Single by Deadmau5

from the album Deadmau5 Circa 1998–2002 and 5 Years of Mau5
- Released: November 4, 2011
- Recorded: 2001 (original); 2011 (remake)
- Genre: Progressive house, trance
- Length: 7:30
- Label: Mau5trap; Ultra (US/Canada);
- Songwriter: Joel Zimmerman
- Producer: Joel Zimmerman

Deadmau5 singles chronology
| "Raise Your Weapon" (2011) | "Aural Psynapse" (2011) | "Maths" (2012) |

= Aural Psynapse =

"Aural Psynapse" is an instrumental recording by Canadian electronic music producer Deadmau5. It was released on November 4, 2011, by Mau5trap and Ultra Records (US and Canada) and featured on his 2014 greatest hits album 5 Years of Mau5.

== Background ==
The original version of the track was recorded in 2001 and uploaded to SectionZ on June 17, 2002, under the alias Halcyon441 (Zimmerman's screen name at the time) on the self-released compilation Deadmau5 Circa 1998–2002.

Zimmerman previewed a remake in April 2011 through Ustream while it was a work in progress, noting it was originally "a track [he] made [...] ten years ago". The remake even uses a sample from the original 2001 release.

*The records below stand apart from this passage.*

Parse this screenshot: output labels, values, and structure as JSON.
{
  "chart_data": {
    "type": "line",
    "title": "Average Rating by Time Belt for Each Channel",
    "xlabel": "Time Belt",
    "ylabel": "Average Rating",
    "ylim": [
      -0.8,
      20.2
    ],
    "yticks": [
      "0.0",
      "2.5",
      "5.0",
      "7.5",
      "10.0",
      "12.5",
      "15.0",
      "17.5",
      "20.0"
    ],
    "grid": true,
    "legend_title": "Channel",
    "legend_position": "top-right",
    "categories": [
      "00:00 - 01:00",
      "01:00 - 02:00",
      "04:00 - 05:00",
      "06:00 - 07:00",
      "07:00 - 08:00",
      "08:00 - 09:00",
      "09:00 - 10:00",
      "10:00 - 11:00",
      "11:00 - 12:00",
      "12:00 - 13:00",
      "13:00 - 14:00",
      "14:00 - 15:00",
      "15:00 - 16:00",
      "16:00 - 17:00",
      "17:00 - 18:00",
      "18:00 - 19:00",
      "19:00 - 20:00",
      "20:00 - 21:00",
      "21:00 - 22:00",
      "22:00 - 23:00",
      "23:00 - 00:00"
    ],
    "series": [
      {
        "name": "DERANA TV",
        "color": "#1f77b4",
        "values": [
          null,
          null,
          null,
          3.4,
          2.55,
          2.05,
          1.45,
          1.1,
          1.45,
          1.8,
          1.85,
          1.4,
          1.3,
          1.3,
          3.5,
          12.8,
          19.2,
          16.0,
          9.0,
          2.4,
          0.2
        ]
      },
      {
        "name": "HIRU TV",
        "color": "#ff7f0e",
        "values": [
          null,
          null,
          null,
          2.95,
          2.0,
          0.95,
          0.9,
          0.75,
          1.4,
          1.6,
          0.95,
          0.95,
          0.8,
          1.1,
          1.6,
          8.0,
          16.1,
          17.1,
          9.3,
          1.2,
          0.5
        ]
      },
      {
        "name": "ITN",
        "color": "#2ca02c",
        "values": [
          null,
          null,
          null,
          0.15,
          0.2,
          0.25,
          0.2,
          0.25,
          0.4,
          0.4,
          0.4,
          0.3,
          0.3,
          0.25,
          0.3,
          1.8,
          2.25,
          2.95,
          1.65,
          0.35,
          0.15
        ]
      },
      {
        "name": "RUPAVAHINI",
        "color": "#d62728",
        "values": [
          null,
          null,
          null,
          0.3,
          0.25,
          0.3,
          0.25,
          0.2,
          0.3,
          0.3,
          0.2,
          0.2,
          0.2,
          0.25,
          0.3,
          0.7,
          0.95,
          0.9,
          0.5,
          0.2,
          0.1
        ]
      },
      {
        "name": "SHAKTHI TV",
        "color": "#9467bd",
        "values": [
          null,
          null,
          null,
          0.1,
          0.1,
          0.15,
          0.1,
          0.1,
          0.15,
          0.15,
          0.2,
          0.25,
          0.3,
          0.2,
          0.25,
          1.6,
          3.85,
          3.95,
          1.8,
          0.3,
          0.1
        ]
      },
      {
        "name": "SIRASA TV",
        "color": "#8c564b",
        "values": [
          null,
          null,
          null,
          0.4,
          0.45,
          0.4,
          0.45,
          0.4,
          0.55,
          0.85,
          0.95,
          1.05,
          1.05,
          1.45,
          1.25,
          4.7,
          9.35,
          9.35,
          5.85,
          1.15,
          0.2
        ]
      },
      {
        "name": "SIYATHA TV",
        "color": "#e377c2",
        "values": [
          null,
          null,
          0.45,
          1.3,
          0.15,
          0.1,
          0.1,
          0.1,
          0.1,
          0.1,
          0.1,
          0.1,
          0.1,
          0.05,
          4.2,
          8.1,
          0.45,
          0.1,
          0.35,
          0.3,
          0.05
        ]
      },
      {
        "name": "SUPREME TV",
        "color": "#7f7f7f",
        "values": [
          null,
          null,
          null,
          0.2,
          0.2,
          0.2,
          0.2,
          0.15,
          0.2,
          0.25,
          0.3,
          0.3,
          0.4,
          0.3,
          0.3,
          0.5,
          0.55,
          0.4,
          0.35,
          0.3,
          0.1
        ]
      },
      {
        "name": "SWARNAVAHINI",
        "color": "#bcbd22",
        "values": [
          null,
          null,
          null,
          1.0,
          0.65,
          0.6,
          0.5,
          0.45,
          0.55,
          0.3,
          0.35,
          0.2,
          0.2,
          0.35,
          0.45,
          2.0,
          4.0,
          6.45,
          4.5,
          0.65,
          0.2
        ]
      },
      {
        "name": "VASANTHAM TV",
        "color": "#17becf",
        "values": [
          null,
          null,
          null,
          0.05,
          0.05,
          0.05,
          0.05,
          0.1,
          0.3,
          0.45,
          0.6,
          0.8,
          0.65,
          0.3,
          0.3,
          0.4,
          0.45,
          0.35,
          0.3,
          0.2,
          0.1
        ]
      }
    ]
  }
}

It was first played live in May 2011 during live in Malaysia and August 2011 during the Meowingtons Hax Tour.

== Release ==
The track was released on November 4, 2011. In December 2011, the song was featured in the tour Hard x Mouth Taped Shut. The song was also featured on the 2014 compilation album 5 Years of Mau5.

==Track listing==

Digital download
| No. | Title | Length |
|---|---|---|
| 1. | "Aural Psynapse" (Original Mix) | 7:30 |

== Appearances ==
The song "Aural Psynapse" from the 2001 version of the album Deadmau5 Circa 1998–2002 appears in the Miniclip game Little Rocketman.

==Charts==

| Chart (2012) | Peak position |
|---|---|
| Canadian Hot 100 (Billboard) | 38 |
| Canadian Digital Song Sales (Billboard) | 16 |
| UK Singles Chart (Official Charts Company) | 150 |
| UK Dance (OCC) | 27 |
| UK Indie (OCC) | 19 |
| US Bubbling Under Hot 100 Singles | 3 |
| US Dance/Electronic Digital Songs (Billboard) | 7 |
| US Digital Songs (Billboard) | 72 |
| US Heatseekers Songs (Billboard) | 16 |

==Certifications==

| Region | Certification | Certified units/sales |
| Canada (Music Canada) | Gold | 40,000^{*} |
^{*} Sales figures based on certification alone.